The first thing it says is that the people are of one heart and one mind. The people begin to have a new way of relating to one another that is based on oneness and not separateness, which, in and of itself, is a radical shift in consciousness. This is a thread that continues throughout the book of Acts. Dividing walls between Jew and Gentile begin to get torn down in these new communities. Wealth gaps start to get bridged. Lines of kinship start to get redefined. There is no “us and them” anymore—there is only us. We belong to one another.
This way of relating through oneness plays itself out in new ways of relating to money, property, and possessions. The text says, “No one claimed that any of their possessions was their own, but they had everything in common.” This was a new economics—a shared economics.… The difficulty is we’re all caught up in a sophisticated practice of consumerism and hoarding, and we’ve been conditioned to it for so long that we can’t imagine other possibilities.

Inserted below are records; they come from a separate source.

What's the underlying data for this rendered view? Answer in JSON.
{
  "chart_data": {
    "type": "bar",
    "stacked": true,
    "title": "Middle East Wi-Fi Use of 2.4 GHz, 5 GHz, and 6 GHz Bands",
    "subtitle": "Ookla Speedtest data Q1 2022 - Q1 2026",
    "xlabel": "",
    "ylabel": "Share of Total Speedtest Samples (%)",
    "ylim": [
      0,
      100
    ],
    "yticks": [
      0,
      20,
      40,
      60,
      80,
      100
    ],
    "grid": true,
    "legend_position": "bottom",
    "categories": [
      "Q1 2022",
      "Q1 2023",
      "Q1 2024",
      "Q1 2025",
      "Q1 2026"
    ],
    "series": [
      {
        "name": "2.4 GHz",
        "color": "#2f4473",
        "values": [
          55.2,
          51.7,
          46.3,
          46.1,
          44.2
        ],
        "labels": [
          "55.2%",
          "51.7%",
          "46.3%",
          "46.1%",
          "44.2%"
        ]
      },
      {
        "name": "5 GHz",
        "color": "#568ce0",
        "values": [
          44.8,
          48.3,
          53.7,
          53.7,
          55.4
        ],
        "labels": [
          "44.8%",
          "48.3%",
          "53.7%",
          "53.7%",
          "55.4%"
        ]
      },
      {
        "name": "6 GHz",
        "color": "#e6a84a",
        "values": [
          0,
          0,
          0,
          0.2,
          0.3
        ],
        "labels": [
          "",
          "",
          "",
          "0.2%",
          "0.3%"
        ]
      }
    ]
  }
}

What was happening in these communities was the work of Spirit-inspired reimagination. There was a radical redistribution of wealth, and what drove this was not any particular form of ideology—it was not coercion—but was the simple fact that, as people being transformed by the Spirit, they could not move forward with anyone in their community having need. They could not move forward with anyone being in a position over or under anyone else due to wealth, status, or class.
This new relationship and redistribution are what it looked like as people were pulled into the vortex of the Spirit. It was an intensified giving, an intensified belonging, and an intensified loving. This is what loving action practically looked like in these newly formed and forming communities.
And so, as the wealth gap is only increasing in our world—because those in power want to make it so—we need a radically new way of belonging to one another. We need people who are not okay with the status quo of ongoing economic injustice, exploitation, and inequity, but who are freed from the tyranny of power, prestige, and possessions into a radical belonging and a radical love.